Berbagai cara dan kegiatan diadakan. Tujuannya tiada lain agar kami denagan
usaha sendiri dapat merasakan perjuangan bangsaku tercinta ini dari masa ke
masa.
“Sudah
kau baca Jaka, koran tadi pagi yang menyangkut Sumpah Pemuda?” tanya Mutia
kepadaku.
“Sudah,
tetapi belum selesai membacanya. Ayahku ingin membacahya terlebih dahulu!”
Kawan-kawanku
sebagaian besar sudah bisa membaca koran atau majalah. Segala berita yang
sedang hangat-hangatnya selalu dijadikan obrolan untuk pengisi waktu. Begitu
juga pagi ini kami sudah selesai dengan tugas membersihkan kelas. Waktu yang
terulang masih ada seperempat jam lagi. Mutia, Sudarto, Hilman, Yazir, Yusuf
dan Halimah berkumpul untuk turut bercakap-cakap denaganku. Kami berdiri sambil
menikmati udara pagi yang segar.
Obrolan
kami berkisar antara Sumpah Pemuda dan diselilingi dengan mepersoalkan
pelajaran-pelajaran lainnya. Kami merupakan murid kelas VI yang paling giat
bersemangat dalam berbagai kegiatan di sekolah.
“He,
lihat itu si Tambun baru muncul!” kata Sudarto sambil menunjuk kepada
Zulkarnaen.
“Selamat
pagi, kawan-kawan!” salam Zulkarnaen. “Selamat Pagi, Tuan
Besar!”sambut kami.
“Wah, tadi di jalan lalu-lintas macet!

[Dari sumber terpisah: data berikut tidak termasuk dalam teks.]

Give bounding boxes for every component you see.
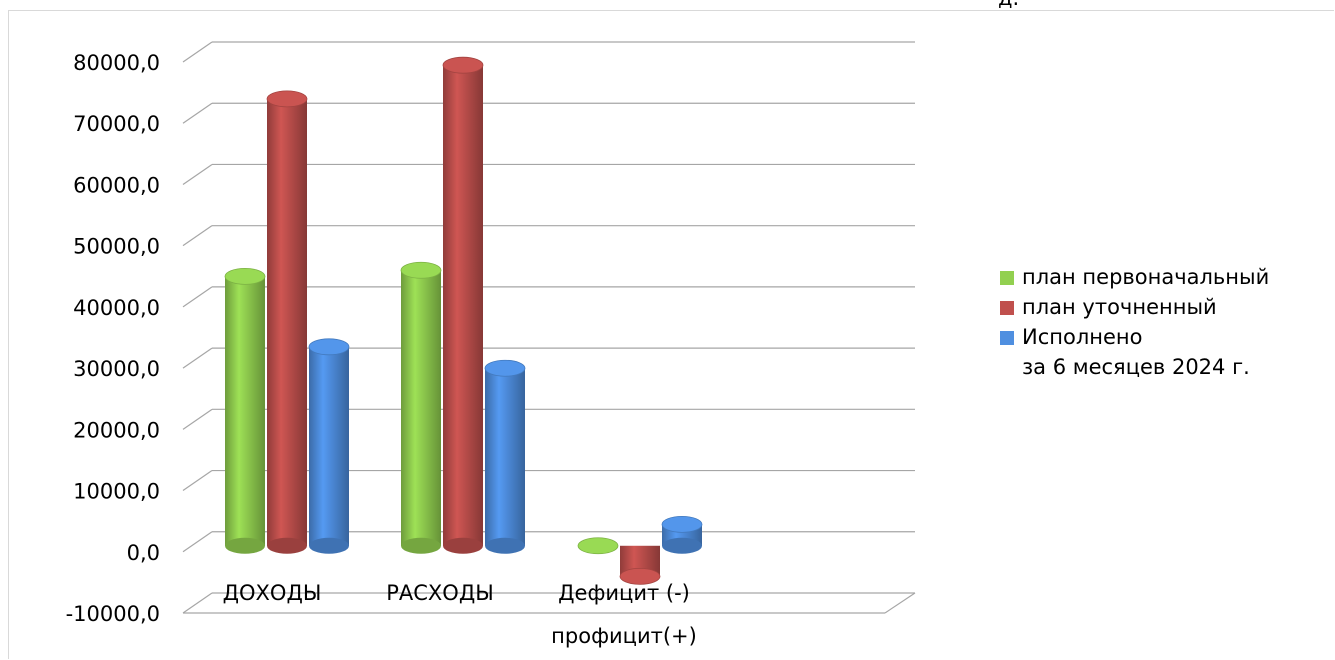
- bars: [224, 56, 703, 585]
- bar-top: [442, 56, 484, 74]
- bar-base: [443, 537, 483, 554]
- bar-base: [662, 537, 702, 554]
- bar-top: [266, 90, 308, 108]
- bar-top: [619, 567, 661, 585]
- y-tick-label: 30000,0: [73, 357, 160, 381]
- chart-frame: [8, 10, 1334, 659]
- bar-body: [485, 368, 525, 546]
- y-tick-label: 80000,0: [73, 51, 160, 75]
- x-category-label: Дефицит (-): [558, 581, 690, 605]
- bar-top: [484, 359, 526, 377]
- gridline-side: [182, 225, 213, 247]
- bar-2-2: [661, 515, 703, 554]
- bar-body: [309, 346, 349, 546]
- bar-1-1: [442, 56, 484, 554]
- bar-top: [224, 267, 266, 285]
- legend-item-plan-initial: план первоначальный: [1000, 262, 1330, 292]
- bar-top: [577, 537, 619, 555]
- y-tick-label: -10000,0: [66, 602, 160, 626]
- bar-body: [267, 98, 307, 546]
- y-tick-label: 10000,0: [73, 480, 160, 504]
- gridline-side: [182, 470, 213, 492]
- floor-right-edge: [884, 592, 916, 614]
- legend-label-plan-initial: план первоначальный: [1022, 265, 1270, 289]
- bar-0-0: [224, 267, 266, 554]
- y-tick-label: 0,0: [127, 541, 160, 565]
- bar-0-2: [577, 537, 619, 555]
- bar-body: [225, 276, 265, 546]
- legend-label-executed-line1: Исполнено: [1022, 325, 1143, 349]
- x-category-label-line2: профицит(+): [551, 624, 697, 648]
- bar-base: [225, 537, 265, 554]
- legend-swatch-executed: [1000, 331, 1014, 345]
- legend-item-executed: Исполнено за 6 месяцев 2024 г.: [1000, 322, 1330, 382]
- bar-0-1: [400, 261, 442, 554]
- bar-body: [401, 270, 441, 546]
- gridline-side: [182, 286, 213, 308]
- gridline-side: [182, 163, 213, 185]
- y-tick-label: 20000,0: [73, 418, 160, 442]
- bar-top: [400, 261, 442, 279]
- bar-2-1: [484, 359, 526, 554]
- bar-top: [661, 515, 703, 533]
- legend-swatch-plan-revised: [1000, 301, 1014, 315]
- x-axis-labels: ДОХОДЫ РАСХОДЫ Дефицит (-) профицит(+): [223, 581, 697, 648]
- y-tick-label: 50000,0: [73, 235, 160, 259]
- y-tick-label: 70000,0: [73, 112, 160, 136]
- y-tick-label: 60000,0: [73, 173, 160, 197]
- bar-base: [401, 537, 441, 554]
- bar-top: [308, 338, 350, 356]
- x-category-label: ДОХОДЫ: [223, 581, 322, 605]
- bar-base: [267, 537, 307, 554]
- gridline-side: [182, 531, 213, 553]
- gridline-side: [182, 347, 213, 369]
- bar-1-2: [619, 545, 661, 585]
- gridline-side: [182, 41, 213, 63]
- bar-base: [485, 537, 525, 554]
- legend: план первоначальный план уточненный Испо…: [1000, 262, 1330, 382]
- legend-label-plan-revised: план уточненный: [1022, 295, 1217, 319]
- y-tick-label: 40000,0: [73, 296, 160, 320]
- gridline-side: [182, 408, 213, 430]
- legend-item-plan-revised: план уточненный: [1000, 292, 1330, 322]
- legend-label-executed-line2: за 6 месяцев 2024 г.: [1022, 355, 1250, 379]
- gridline-side: [182, 102, 213, 124]
- gridline-side: [182, 592, 213, 614]
- legend-swatch-plan-initial: [1000, 271, 1014, 285]
- unit-label-fragment: д.: [998, 0, 1019, 10]
- bar-1-0: [266, 90, 308, 554]
- bar-2-0: [308, 338, 350, 554]
- y-axis-ticks: 80000,0 70000,0 60000,0 50000,0 40000,0 30000…: [66, 51, 160, 626]
- bar-body: [443, 65, 483, 546]
- x-category-label: РАСХОДЫ: [386, 581, 494, 605]
- bar-base: [309, 537, 349, 554]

Ada
anak SMA yang ngebut dan bertabrakan dengan sebuah sedan!”
“Ngebut
lari ? Atau ngebut naik motor?”
“Tentunya,
naik motor! Masa lari main tabrak dengan sedan. Memangnya mau bunuh diri?”
“Kau tahu kalau anak
SMA, memangnya kau bantu menolongnya?”
“Ala, kau ini belum tahu bahwa si
Tambun ini orang cerdas, ya? Orang yang berseragam putih-abu itu adalah pelajar
SMA! Putih merah itu pelajar SD dari seragamnya saja kita sudah tau siapa dia!”
Percakapan
kami terhenti, karena lonceng sudah berbunyi. Selesai berdoa, pelajaran
dimulai. Bu Sumarsini mengawalinya, “Tadi, kalian asyik sekali mengobrol. Saya
mendengar ada tabrakan segala. Siapa yang tabrakan itu Zul,?”
Secara
singkat Zulkarnaen menerangkan menerangkan ihwalnya tadi pagi di jalan.
“Nah,
Anak-anak, itulah sebabnya kita harus berhati-hati di jalan. Kita harus
mentaati peraturan lalu-lintas. Coba kaubayangkan anak celaka tadi, ya rugi
bagi dirinya sendiri, ya rugi bagi orang lain. Untuk dirinya sendiri jelas dia
harus masuk rumah sakit. Untung kalau tidak cacat. Bagaimana kalau cacat? Juga
dia harus memperbaiki motornya. Kerugian bagi orang lain? Pemilik sedan harus
memperbaiki sedannya. Zulkarnaen datang terlambat karena lalu-lintas macet!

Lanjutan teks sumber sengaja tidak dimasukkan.